Aaron Gershwin

Cyber security copy writer, tech support with a degree in political science

Understanding VPN Jurisdiction and International Privacy

One of the essential features of a high-quality VPN service is a no-logs policy. For more than a decade, commercial VPN service providers have been spinning the online privacy angle to boost their sales. However, not all of them take their promises seriously.
If you visit almost any VPN website, then the no-logs statement will flash right before your eyes.
“Ensures nobody — not a single other person — can spy on your instant messages. There are no logs, no breadcrumbs, no nothing. It was as if the conversation never happened.”
States HideMyAss on their web page, a VPN provider that has been caught logging data.
Sad but true, that it’s hard to choose a reliable no-logs service provider when almost all of them state such policies upfront, without providing any proof. However, there are ways to notice red flags and one of them is service providers jurisdiction. This phenomenon tends to be overlooked but, as you will see from further paragraphs, plays a vital role when it comes to no-logs policies.
So let’s see why exactly is this important and how to choose the VPN provider that can stand by their privacy claims.

Why jurisdiction matters?

To put it short, jurisdiction is a geographical location or an institution supplemented by laws unique to that location and/or institution. It’s a political term, and it defines the content and functioning of the laws in the area or institution in question.
When it comes to VPNs, jurisdiction plays a vital role in defining what a VPN can and cannot do. For example, if you run a VPN service based in China, then their government can easily demand access to your servers, and if you deny their claim most likely you will be persecuted. Same extends to the United States and other countries that closely monitor their citizens’ activities.
VPNs, on the other hand, claim to provide safe and private access to the internet. They do this by encrypting your traffic, so no one, including your ISP, cannot see what you’re doing online, or make sense out of encrypted gibberish. However, this shifts the “spying” capabilities from ISP to a VPN service provider because everything goes through their servers.
And this brings back the topic to the no-logs. In most cases you will have to take a leap of faith: either you believe that your VPN provider does not log your activities online, or you don’t. But your belief should not be solely based on the information on their web page, and VPN jurisdiction is one thing that you should take into consideration before committing.

14–9–5 eyes alliance

There’s an alliance called the 14-eyes countries. Formally known as UKUSA (United Kingdom — United State of America Agreement) it was established way back, 70 years back. It was formed on the dawn of the cold war with a primary purpose of sharing information regarding the Soviet Union and other communist countries. However, it outlived the communist block and continues the mass surveillance to this day.
First of all, the core of the 14 eyes is 5 eyes: the United States, United Kingdom, Canada, Australia, and New Zealand. These are the countries that formed the core, that later was extended to 9 eyes: Denmark, Norway, France, and the Netherlands joined. The last additions enlarged the alliance to what it is now, with Germany, Sweden, Spain, Italy, and Belgium finalizing the supranational body.
Regarding VPNs, choosing the one that has it’s main headquarters based in one of the 14-eyes countries is considered a bad practice. Businesses have their structures, but none of them is above the law. So if the laws in the country in question request a data-retention and/or mass surveilance, then a VPN provider will be forced into logging the data, thus denying the primary purpose of a private network, — privacy.
An excellent example of this is a relatively recent clash between the Russian government and VPN service providers. In late March ten of them received orders from the Russian officials to block specific web sites, which is precisely the opposite of what VPNs do. However, providers had to pull their servers out of the federation because their services do not comply with local laws.
This example clearly illuminates how governmental agencies can interfere with the idea of an open internet. Russia has also demanded that all information about their citizens should be kept in Russian servers, thus threatening the no-logs policies too.
Next, I will shortly overview a few logging scandals that were related to the jurisdiction that VPN service provider operates in.

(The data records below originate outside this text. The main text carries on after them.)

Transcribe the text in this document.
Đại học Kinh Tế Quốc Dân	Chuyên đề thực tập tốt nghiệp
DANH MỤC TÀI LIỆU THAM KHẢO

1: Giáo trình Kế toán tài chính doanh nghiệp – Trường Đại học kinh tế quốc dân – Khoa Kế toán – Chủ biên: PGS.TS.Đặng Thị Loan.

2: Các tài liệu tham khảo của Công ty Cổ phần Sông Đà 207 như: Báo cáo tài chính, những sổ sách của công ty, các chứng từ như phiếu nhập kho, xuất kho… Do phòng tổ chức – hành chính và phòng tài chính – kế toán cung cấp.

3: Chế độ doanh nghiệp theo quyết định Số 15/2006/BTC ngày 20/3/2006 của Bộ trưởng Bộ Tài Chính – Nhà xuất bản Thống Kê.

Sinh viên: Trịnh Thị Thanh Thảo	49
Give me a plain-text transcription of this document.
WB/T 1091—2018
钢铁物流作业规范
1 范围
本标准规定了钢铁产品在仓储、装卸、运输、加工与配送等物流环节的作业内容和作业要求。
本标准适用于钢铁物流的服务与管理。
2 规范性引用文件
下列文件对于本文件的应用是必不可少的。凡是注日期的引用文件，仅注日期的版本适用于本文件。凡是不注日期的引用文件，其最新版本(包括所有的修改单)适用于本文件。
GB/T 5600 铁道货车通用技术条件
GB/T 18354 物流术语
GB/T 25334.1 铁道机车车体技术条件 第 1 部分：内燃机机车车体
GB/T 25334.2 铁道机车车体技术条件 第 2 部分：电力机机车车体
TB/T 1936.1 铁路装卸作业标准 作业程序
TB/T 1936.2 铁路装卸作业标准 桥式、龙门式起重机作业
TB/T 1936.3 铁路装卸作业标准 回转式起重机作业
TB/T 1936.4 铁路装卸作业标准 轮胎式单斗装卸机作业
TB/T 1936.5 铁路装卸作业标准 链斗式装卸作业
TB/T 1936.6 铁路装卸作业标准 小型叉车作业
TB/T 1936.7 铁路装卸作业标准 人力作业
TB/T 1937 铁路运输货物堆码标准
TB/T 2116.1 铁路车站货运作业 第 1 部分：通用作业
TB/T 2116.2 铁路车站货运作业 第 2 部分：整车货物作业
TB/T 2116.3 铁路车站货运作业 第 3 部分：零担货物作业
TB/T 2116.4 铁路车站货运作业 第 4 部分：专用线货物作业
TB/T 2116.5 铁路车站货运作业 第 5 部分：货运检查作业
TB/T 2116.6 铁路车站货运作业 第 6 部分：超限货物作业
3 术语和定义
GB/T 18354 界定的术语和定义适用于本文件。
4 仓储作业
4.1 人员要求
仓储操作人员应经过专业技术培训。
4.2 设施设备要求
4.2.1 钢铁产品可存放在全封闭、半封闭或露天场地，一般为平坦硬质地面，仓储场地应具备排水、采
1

IPVanish and HideMyAss scandals

It’s usually best to illustrate one or another problem by picking actual examples to describe what happened. When it comes to data-logging against the written terms of service, two cases have been selected that illuminate the issue pretty clearly.
IPVanish, a VPN that has been around for seven years, and is US based, has been caught providing user data to the FBI. Ethically speaking they have made the right decision and helped the FBI to put a serious criminal behind bars. On the other hand, on their web page and in terms of service, they have clearly stated and repeated multiple times that they do not store any information at all apart from the necessary information to maintain the service.
However, when asked for logs in 2016, after a short dispute, IPVanish provided the source IP address of a suspected criminal, as well as dates and times that the suspect connected to the IRC network. After being pushed by law institutions IPVanish had to reveal that they are keeping at least some logs about their users, and that’s why one should avoid a VPN service providers that are based in the five eyes country.
Another similar case happened in 2011 and involved HideMyAss VPN that’s also based in 5 eyes country, — the United Kingdom. As I’ve outlined at the beginning of the article, they also marketed the no-logs policy and privacy features of their service. Later on, they declared
“As stated in our terms of service and privacy policy our service is not to be used for illegal activity, and as a legitimate company we will cooperate with law enforcement if we receive a court order.”
The aftermath resulted in an arrest of a hacker that got in trouble with Sony. Once again, we can see that a VPN service provider has to comply with the law and provide logs upon request.
On both occasions, the cases have been made on criminal charges, and VPN technology should not be used for any malicious activities. On the other hand, data mining, governmental espionage, should no be taken lightly. As Cambridge Analytica revealed, confidential online data can even be used to undermine the democratic process, and private internet access is as important as ever. And VPNs that log data even though stating otherwise undermine this necessity.
To conclude, VPN service providers cannot function against the law. And if laws regulate data-retention and force companies to collect user data, then the no-logs claim of providers operating in those countries cannot be maintained and will be violated when the circumstances demand. Such claims coming from companies in the 14-eyes countries should be taken with a big grain of salt.